2. What is the reasoning to do all the process of solving of pka?

Did you "get a compass" and sketch as he had suggested? The reasoning will be self-evident as you go through/finish the process.

 

[Dr.Peterson]

1. What is the symmetric tool and how it express in the problem?

I know the geometric picture that consists rectangle and circle is symmetry to the line that pass thorough E and perpendicular to AD so the even number of intersection points are even.

You answered your own question. You understand symmetry; the figure will be symmetrical, so that any points of intersection will be either on the line of symmetry, or paired. So the only odd numbers you can get will involve an intersection on that line (and possibly others). For each such possible point of intersection, what other intersections will there be?

 

[shahar]

What the purpose of circle with radius EB (r3) in the draw?

 

[Deleted member 4993]

What the purpose of circle with radius EB (r3) in the draw?

Have you drawn it?

 

[shahar]

yes!

 

[shahar]

Maybe I didn't draw it correctly. O.K. So what the purpose, what does it give to me?

 

[Deleted member 4993]

Maybe I didn't draw it correctly. O.K. So what the purpose, what does it give to me?

for radius = r₃

How many points of intersection do you have?

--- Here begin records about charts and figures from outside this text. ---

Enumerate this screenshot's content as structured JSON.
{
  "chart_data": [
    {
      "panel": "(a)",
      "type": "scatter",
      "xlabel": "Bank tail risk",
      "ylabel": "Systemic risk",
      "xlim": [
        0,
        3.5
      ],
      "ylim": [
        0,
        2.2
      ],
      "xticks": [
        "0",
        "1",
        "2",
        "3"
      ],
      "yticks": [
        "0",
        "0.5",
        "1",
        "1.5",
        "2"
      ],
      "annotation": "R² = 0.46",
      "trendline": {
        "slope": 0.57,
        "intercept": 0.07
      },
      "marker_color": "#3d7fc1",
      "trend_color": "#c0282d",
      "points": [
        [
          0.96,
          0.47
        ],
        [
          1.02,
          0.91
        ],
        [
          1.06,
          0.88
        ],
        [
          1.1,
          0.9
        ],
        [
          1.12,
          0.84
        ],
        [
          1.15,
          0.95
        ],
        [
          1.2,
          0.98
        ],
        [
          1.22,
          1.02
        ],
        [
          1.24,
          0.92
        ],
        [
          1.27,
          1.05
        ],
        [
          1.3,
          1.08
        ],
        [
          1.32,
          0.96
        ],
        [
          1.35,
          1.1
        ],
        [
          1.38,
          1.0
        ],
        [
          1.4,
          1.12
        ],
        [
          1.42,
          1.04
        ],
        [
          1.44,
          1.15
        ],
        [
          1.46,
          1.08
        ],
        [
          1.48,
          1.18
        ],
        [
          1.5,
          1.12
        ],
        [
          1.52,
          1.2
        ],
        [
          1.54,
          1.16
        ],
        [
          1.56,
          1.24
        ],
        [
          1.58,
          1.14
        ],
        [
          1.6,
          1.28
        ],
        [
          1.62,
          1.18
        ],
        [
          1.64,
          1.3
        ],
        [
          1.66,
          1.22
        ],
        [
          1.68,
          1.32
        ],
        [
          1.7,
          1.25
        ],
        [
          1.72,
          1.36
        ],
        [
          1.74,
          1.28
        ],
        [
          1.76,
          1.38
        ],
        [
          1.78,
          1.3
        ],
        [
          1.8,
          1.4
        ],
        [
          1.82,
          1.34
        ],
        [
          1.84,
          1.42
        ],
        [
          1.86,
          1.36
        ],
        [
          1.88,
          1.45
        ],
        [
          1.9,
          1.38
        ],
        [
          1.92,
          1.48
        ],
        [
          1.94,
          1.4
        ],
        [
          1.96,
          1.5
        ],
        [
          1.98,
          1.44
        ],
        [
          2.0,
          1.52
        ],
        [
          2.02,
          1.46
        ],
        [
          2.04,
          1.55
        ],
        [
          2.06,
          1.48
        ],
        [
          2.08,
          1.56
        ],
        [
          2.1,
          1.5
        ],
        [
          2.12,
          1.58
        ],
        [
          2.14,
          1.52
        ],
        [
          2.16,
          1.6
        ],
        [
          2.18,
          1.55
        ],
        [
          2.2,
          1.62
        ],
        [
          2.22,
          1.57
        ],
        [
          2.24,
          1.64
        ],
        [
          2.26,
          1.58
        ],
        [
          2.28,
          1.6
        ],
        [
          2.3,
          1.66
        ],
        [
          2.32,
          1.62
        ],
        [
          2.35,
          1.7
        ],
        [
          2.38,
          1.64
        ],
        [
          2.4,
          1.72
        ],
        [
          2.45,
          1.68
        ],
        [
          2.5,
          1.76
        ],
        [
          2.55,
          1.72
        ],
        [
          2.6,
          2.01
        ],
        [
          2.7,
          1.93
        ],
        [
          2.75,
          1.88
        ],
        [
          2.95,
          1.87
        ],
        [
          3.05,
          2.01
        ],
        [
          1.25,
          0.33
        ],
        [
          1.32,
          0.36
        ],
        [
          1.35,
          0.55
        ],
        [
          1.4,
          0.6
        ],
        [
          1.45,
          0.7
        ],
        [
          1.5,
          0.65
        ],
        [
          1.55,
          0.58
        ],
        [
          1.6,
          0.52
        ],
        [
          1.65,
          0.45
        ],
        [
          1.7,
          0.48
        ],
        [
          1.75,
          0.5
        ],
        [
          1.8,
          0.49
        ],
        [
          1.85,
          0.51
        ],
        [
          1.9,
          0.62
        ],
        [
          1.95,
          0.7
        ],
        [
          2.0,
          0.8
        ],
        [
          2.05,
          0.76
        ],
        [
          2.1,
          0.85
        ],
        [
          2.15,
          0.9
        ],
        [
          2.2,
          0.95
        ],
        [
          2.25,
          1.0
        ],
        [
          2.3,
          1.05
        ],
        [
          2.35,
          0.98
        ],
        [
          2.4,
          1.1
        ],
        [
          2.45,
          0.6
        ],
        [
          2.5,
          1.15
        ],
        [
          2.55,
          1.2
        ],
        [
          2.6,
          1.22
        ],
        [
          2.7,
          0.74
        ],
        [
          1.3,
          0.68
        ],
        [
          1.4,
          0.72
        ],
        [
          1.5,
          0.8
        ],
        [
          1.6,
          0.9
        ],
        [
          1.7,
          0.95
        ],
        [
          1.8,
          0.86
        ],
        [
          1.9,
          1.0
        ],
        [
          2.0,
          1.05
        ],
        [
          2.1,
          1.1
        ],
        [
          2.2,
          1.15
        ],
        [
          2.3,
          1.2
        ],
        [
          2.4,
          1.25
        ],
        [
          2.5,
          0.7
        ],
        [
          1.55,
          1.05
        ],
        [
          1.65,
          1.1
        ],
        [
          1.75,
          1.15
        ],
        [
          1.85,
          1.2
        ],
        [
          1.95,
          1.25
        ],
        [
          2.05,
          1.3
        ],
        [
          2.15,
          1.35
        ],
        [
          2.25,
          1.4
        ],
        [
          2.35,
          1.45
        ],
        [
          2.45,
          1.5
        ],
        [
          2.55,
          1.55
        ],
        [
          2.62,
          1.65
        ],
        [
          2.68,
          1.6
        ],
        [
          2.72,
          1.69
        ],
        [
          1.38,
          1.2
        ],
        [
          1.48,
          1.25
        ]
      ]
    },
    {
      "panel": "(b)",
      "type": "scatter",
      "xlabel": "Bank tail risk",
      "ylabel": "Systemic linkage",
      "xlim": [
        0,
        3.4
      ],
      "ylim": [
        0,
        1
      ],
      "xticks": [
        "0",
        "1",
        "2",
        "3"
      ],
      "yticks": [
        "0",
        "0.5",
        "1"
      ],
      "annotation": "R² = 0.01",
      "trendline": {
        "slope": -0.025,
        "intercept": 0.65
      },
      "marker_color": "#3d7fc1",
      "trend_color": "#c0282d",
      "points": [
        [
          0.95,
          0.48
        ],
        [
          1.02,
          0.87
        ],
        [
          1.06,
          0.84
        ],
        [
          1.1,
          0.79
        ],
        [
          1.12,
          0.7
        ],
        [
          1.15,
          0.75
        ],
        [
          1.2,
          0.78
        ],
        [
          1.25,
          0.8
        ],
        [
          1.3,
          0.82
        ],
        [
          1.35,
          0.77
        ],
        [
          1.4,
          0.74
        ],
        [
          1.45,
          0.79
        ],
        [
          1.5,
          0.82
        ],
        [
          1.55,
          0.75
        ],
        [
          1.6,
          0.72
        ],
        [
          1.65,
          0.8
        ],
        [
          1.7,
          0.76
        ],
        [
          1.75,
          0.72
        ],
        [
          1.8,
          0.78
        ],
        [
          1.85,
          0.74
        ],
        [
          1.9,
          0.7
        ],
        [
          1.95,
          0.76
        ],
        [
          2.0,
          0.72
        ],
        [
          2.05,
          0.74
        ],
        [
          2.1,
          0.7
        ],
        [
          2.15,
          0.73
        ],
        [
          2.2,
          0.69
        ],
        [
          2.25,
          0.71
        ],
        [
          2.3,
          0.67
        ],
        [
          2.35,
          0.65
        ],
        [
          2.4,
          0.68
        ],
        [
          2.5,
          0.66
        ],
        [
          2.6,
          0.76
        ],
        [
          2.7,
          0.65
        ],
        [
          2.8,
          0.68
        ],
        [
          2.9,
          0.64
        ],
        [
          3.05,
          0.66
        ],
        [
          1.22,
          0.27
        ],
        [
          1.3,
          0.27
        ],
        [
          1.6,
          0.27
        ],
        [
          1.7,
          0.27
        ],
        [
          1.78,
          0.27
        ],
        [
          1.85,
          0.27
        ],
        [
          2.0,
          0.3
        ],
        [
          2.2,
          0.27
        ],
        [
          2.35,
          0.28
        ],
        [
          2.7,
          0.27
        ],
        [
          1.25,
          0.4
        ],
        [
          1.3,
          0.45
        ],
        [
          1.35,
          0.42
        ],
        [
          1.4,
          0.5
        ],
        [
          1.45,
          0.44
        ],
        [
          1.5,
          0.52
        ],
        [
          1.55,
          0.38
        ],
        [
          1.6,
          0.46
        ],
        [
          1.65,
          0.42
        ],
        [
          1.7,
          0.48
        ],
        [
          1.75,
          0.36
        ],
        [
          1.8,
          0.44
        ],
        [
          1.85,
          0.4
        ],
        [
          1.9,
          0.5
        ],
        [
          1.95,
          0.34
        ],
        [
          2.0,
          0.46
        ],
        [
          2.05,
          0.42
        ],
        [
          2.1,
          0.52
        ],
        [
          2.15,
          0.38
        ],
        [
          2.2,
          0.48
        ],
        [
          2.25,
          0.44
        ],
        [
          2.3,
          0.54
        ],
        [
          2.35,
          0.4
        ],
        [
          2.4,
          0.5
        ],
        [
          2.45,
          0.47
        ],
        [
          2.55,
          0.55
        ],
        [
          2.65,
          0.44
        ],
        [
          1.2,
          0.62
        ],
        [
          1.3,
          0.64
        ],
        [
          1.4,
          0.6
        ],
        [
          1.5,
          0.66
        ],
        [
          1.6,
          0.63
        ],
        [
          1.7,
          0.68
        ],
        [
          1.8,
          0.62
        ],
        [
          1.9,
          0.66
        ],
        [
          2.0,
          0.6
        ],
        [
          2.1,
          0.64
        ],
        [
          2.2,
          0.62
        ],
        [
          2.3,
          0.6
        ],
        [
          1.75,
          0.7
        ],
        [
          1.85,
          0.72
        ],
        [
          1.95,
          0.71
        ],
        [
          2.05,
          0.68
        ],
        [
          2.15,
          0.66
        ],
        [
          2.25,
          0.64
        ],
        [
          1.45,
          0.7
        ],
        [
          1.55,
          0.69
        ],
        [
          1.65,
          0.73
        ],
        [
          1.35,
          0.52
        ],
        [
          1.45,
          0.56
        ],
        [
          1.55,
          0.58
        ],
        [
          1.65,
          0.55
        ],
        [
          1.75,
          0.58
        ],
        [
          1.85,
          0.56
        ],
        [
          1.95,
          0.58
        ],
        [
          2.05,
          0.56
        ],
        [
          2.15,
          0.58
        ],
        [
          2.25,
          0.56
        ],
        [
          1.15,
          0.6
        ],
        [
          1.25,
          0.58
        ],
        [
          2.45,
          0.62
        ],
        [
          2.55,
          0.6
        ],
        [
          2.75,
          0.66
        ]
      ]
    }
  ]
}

What are the sides of rectangle does the circle intersect?

 

[shahar]

O.K. Now I can see it!
I put the radii of 2 circles on the opposite side from the center incidentally.
Thank You for insist on checking my answer!
I think for the future telling to student that he need to check it is - Rule of Thumb.

It raise me the question in how many ways can a compass and ruler question will be understand wrong only by drawing radii in opposite direction. I know if I was a teacher I would notice my student to it.

Good Day!

 

[pka]

What the purpose of circle with radius EB (r3) in the draw?

First lets lable the midpoint of \(\overline{BC} \text{ with }F\)
If you draw the circles correctly then:
1) the circle with radius \(EF\) will intersect the rectangle in exactly three points.
2) the circle with radius \(EB\) will intersect the rectangle in exactly two points, \(B~\&~C\).
3) if \(EF<r_5<EB\) then the circle with radius \(r_5\) will intersect the rectangle in exactly four points.